Zudem herrscht in vielen Reiseländern epidemische Korruption, wie einer Liste der Anti-Korruptions-Organisation Transparency International zu entnehmen ist: Ganz schlecht steht es um Usbekistan (mit den berühmten Städten Samarkand und Buchara), asiatische Reiseziele wie Laos, Kambodscha, Burma, Iran, Nepal, Vietnam oder Indonesien, afrikanische wie Simbabwe, Kenia, Madagaskar oder Ägypten, lateinamerikanische wie Venezuela, die Dominikanische Republik, Argentinien und Mexiko.
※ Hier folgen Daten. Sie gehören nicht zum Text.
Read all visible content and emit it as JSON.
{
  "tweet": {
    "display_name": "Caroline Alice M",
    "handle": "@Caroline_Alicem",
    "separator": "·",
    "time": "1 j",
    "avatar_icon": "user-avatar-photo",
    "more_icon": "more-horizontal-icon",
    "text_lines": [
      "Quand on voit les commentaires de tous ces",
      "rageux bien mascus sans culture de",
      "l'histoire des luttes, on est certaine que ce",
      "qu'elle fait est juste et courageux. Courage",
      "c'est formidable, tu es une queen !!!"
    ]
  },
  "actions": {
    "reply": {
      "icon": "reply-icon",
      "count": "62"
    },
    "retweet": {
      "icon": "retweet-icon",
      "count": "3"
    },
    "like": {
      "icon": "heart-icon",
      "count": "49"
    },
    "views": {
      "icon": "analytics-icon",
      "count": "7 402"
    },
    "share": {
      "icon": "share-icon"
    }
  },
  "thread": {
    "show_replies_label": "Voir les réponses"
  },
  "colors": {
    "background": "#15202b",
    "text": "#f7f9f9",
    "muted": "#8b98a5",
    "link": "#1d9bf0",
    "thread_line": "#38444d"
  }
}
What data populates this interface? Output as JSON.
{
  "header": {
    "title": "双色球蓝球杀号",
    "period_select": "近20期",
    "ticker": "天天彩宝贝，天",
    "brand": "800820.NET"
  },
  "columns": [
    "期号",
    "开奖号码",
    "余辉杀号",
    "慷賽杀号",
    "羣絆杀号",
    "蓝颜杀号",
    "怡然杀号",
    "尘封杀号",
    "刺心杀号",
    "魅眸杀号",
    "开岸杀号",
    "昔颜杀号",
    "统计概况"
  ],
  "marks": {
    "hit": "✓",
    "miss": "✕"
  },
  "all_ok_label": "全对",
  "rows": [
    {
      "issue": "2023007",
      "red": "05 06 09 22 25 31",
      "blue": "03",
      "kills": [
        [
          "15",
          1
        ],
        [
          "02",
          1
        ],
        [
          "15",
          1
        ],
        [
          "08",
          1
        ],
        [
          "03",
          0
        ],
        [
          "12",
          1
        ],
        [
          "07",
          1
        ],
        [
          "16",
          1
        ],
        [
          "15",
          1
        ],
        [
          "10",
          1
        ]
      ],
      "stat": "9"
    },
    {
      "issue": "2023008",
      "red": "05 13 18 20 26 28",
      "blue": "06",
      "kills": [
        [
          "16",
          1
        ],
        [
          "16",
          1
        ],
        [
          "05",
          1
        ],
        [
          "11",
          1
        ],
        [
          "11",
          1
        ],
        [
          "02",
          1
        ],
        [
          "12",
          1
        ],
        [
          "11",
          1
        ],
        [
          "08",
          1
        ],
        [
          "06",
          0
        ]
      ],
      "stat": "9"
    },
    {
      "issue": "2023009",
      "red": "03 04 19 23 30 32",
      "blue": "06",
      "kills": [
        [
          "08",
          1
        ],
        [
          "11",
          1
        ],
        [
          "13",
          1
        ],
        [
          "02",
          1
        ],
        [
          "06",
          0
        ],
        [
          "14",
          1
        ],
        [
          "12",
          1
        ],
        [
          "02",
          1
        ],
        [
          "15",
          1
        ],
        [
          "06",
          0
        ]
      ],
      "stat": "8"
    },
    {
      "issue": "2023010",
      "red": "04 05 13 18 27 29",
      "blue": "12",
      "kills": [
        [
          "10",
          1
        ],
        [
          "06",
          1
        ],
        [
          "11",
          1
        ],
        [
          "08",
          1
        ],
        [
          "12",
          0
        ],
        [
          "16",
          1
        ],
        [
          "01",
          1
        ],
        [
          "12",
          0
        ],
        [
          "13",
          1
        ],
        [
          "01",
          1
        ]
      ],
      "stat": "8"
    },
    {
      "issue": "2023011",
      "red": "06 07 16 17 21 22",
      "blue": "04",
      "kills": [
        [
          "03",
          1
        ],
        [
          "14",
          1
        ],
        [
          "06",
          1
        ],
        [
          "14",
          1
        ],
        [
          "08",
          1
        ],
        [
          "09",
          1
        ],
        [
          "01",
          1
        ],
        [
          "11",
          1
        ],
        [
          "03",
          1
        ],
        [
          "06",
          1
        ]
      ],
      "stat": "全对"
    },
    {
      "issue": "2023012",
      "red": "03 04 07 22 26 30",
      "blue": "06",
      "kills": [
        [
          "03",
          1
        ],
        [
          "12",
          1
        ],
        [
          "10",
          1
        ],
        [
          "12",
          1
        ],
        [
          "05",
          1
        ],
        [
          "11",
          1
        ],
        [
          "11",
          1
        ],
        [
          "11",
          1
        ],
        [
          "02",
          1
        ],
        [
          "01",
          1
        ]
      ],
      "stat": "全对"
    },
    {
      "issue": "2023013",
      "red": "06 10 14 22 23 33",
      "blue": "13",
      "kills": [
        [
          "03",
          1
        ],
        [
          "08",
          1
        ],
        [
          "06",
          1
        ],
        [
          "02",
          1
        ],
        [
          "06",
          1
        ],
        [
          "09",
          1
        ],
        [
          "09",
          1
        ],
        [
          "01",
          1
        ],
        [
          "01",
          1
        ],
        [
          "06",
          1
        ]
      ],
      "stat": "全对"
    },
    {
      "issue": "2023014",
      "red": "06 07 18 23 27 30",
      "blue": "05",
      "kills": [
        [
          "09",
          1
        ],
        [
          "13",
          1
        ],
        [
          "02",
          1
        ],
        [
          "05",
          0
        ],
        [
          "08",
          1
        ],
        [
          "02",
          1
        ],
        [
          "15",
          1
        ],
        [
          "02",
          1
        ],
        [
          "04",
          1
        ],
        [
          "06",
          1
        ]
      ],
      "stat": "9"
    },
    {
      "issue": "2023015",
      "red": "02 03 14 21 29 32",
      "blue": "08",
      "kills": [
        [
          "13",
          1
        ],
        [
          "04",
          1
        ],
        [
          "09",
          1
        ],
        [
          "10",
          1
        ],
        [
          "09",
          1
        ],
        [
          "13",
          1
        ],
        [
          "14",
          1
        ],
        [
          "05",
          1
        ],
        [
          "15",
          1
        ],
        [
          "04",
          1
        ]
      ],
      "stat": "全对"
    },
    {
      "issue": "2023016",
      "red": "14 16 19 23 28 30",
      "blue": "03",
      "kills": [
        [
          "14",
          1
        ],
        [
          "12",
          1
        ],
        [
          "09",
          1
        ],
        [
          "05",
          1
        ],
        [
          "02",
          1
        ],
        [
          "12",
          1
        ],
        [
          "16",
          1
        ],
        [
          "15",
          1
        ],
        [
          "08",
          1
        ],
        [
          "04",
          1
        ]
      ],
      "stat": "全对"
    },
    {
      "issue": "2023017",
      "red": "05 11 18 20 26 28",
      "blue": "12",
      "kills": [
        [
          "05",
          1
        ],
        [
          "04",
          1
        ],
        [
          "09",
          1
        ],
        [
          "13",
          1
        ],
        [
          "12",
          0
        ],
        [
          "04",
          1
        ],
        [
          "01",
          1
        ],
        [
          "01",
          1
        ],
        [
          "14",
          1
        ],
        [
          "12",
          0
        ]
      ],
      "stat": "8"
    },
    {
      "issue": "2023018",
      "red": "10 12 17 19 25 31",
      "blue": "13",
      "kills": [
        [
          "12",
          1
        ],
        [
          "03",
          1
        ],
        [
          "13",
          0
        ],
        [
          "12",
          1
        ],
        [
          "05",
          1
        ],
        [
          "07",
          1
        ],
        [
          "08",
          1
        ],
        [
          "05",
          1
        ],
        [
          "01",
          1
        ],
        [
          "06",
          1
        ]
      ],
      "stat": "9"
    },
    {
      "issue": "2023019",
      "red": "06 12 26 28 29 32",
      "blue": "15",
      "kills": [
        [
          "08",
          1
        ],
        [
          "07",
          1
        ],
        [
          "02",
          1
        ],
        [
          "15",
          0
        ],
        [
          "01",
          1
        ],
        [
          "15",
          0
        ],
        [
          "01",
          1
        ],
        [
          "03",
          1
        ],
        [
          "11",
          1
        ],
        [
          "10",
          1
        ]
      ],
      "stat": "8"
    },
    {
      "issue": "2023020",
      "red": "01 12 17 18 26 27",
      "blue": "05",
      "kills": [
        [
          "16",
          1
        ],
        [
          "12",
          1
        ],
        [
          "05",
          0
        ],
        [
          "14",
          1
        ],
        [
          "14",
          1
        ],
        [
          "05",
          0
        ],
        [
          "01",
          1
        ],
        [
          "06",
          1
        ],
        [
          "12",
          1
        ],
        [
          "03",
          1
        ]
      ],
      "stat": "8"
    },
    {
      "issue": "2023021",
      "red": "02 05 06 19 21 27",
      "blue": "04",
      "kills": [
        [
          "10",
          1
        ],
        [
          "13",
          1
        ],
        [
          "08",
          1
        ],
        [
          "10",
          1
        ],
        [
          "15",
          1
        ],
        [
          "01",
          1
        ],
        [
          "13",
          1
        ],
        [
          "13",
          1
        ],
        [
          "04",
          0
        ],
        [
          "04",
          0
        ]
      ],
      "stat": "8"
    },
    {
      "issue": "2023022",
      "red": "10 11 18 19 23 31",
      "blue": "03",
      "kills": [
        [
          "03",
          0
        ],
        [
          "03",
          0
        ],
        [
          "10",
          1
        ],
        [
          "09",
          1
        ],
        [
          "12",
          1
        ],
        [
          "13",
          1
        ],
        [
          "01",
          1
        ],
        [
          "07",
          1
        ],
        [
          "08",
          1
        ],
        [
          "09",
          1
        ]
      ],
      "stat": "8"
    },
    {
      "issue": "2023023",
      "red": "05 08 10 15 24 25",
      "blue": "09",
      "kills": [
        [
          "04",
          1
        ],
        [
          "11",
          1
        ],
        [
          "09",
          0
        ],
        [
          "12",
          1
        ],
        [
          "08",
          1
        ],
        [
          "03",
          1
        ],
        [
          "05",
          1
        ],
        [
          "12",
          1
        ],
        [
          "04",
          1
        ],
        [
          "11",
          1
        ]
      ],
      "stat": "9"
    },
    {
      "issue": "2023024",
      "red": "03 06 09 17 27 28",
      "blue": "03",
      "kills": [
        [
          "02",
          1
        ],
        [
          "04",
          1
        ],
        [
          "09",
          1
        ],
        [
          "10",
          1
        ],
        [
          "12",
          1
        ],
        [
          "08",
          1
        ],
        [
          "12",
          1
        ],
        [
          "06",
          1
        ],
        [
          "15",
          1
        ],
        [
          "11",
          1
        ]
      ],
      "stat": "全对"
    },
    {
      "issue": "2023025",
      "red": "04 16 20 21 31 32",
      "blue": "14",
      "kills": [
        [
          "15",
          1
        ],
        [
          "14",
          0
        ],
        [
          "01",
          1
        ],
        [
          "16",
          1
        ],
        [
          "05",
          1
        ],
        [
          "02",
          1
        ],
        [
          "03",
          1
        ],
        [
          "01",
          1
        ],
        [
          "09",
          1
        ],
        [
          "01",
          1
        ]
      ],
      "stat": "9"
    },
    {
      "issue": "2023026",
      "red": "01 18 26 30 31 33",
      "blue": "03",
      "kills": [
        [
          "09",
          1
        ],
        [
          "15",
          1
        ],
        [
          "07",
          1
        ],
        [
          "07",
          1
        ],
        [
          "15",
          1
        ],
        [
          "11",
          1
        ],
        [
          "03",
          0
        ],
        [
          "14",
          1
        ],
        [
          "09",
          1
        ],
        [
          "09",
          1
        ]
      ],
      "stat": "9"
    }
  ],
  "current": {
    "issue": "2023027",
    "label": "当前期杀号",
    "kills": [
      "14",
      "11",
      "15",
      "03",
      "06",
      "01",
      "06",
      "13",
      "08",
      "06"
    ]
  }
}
Dabei reden wir noch nicht einmal von Nordkorea, welches als Reiseland einen gewissen Exoten-Status geniesst, auf dem Demokratie-Index den 167. und letzten Platz belegt, auf dem Korruptionsindex den 174., untertroffen nur von Somalia, wo allerdings kaum jemand seinen Urlaub verbringen würde.

Das zeigt, wie schwierig die Forderung zu erfüllen wäre, welche Menschenrechts- und Drittwelt-Aktivisten aufstellen: dass man in Diktaturen keine Ferien verbringen solle. Wo zieht man die Grenze? Sollte man noch nach Thailand, nach Sri Lanka oder in die Türkei reisen? Die Regierungen der drei beliebten Reiseziele gelten dem «Economist» als «Hybridregime» mit demokratischen und diktatorischen Elementen. Oder soll man nur jene Länder meiden, die eindeutig autoritär regiert werden, etwa Marokko, Kuwait, Jordanien, Russland und die bereits erwähnten Emirate und Diktaturen? Schon die Kriterien für die Fragestellung sind unscharf.

Erst recht unklar ist die Antwort auf die nächste Frage. Wenn Touristen in ein autoritär regiertes Land reisen: Welche Folgen hat das für die Wirtschaft des Landes, für das jeweilige Regime und für die Bevölkerung?

Gesellschaftliche Effekte

Reisende und Fachleute machen die Erfahrung, dass Tourismus auch in Diktaturen positive gesellschaftliche Effekte haben kann. So habe ich auf Reisen in den Iran erlebt, dass immer wieder junge Menschen, erstaunlicherweise mehr Frauen als Männer, auf mich und meine Begleiter zugekommen sind; dass sich lebhafte Diskussionen über den Iran und unsere Herkunftsländer entspannten; dass Vorurteile auf beiden Seiten abgebaut wurden. Wann immer die herrschenden Mullahs über den «gottlosen Westen» herziehen, ist sich eine zunehmende Zahl von gebildeten Iranerinnen und Iranern bewusst, dass dies nur Propagandalügen eines Regimes sind, dem die Basis zunehmend entgleitet. Dasselbe gilt für Reisen in Kuba.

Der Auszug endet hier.